Coming in a $7.24 for a container of 40 mini dogs, when we put these babies in the microwave, their corn coating split. Then, when we bit into the tiny dogs, we discovered the breading had turned terribly soggy. But the worst part is even if the breading hadn't been moist, it still would have tasted bad. This batter doesn't have a wonderfully sweet honey taste. In fact, it doesn't have a taste at all. It's undeniably, unforgivably bland. So while the batter and meat in these tiny corn dogs balance each other out, the breading is just not near as good as the frank that its covering deserves. What, we ask, is a corn dog without its corn(meal)?

Best: Bar S Classic Corn Dogs

Much like State Fair, after tasting two of its corn dog offerings, we realized that Bar S just understands what goes into the basic structure of a good corn dog. The classic Bar S honey-dipped corn dogs may have a frank that's made of turkey, chicken, and beef, which may lead you to question the quality. Yet, it was seriously tasty. Selling at $7.32 for a 16-count package, Bar S's classic dogs are also of very good size compared to the batter, so you get a lot of product for your buck.

Aside from having a good-sized frank, Bar S's classic Corn Dogs are also dipped in a delectable batter. While it's still not as tasty as what you might find in a State Fair box, the Bar S treat is good stuff that doesn't go moist in the microwave and has a wonderful real honey taste that complements the savory dog inside. We did find that these Bar S corn dogs were heavier on the batter than the meat, compared to their beef counterparts. We can't help but wonder if that's because the brand is worried that the OG dog's meat flavor needs to be hidden behind a bunch of tasty fried cornmeal. We think Bar S needs to have a little more faith in itself, as this corn dog is greasily delicious.

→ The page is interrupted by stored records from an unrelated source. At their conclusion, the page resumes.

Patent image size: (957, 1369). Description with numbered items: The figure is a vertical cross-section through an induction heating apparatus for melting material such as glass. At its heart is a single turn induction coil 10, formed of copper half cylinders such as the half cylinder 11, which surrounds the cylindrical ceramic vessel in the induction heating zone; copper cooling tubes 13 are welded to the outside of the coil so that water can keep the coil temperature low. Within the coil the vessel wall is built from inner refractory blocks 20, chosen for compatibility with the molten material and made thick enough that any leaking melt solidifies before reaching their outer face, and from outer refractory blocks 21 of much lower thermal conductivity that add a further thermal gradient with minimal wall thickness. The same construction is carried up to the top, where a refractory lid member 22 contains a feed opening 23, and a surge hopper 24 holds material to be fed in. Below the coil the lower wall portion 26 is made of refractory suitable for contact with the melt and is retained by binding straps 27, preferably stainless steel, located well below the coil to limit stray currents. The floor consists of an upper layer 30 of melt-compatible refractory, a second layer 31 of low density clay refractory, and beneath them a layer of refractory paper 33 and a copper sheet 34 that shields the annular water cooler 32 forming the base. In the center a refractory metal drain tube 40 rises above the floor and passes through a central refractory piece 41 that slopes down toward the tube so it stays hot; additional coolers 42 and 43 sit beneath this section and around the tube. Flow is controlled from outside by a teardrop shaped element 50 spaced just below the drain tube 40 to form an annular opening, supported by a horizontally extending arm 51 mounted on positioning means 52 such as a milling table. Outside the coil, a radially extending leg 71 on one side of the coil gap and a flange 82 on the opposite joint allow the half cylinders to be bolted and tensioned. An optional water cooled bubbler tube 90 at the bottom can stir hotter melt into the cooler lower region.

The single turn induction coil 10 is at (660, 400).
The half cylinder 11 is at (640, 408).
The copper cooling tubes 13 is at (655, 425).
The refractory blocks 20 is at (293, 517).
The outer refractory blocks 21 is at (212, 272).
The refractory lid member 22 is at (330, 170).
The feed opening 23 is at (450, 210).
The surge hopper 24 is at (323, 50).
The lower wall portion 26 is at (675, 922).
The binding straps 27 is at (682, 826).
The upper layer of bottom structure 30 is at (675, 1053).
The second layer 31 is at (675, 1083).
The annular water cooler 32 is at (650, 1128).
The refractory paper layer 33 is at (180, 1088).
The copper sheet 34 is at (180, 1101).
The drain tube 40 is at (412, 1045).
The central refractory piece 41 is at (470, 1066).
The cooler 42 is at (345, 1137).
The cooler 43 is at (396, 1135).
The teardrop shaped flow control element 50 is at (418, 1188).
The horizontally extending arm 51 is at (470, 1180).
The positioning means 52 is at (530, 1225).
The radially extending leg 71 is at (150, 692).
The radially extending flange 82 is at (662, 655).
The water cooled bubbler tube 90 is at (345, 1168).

Best: Kid Cuisine Mini Corn Dogs

A microwavable meal that's composed of mini corn dogs, fries, corn, and a brownie, the Kid Cuisine Mini Corn Dogs and French Fries Frozen Meal was this list's dark horse. That's because, when we went into this Kid Cuisine, we thought that we were going to be eating corn dogs from, well, a notoriously low-quality Kid Cuisine. Also, there's quite the song and dance that goes into heating this meal. You have to zap it in the microwave without the mini corn dogs for 30 seconds before reuniting the mini dogs with their meal compatriots to finish the reheating process. The corn dogs' batter didn't make it through that process without splitting. However, one type of corn dog had to be rated the best mini dogs in town. And so, we bestow Kid Cuisine with this title.

Yes, the corn dogs' batter split in the microwave, but it was full of flavor and the breading-to-meat ratio was up to snuff. Perhaps most shocking of all, the meat didn't taste like low-quality rubber. In fact, it was delicious. For $2.48 per box, Kid Cuisine doesn't sell its mini corn dogs by the bag like the competition, but we think they should. We don't know why or how, but its take on the baby dogs blows Foster Farms' and Great Value's corn dogs out of the water.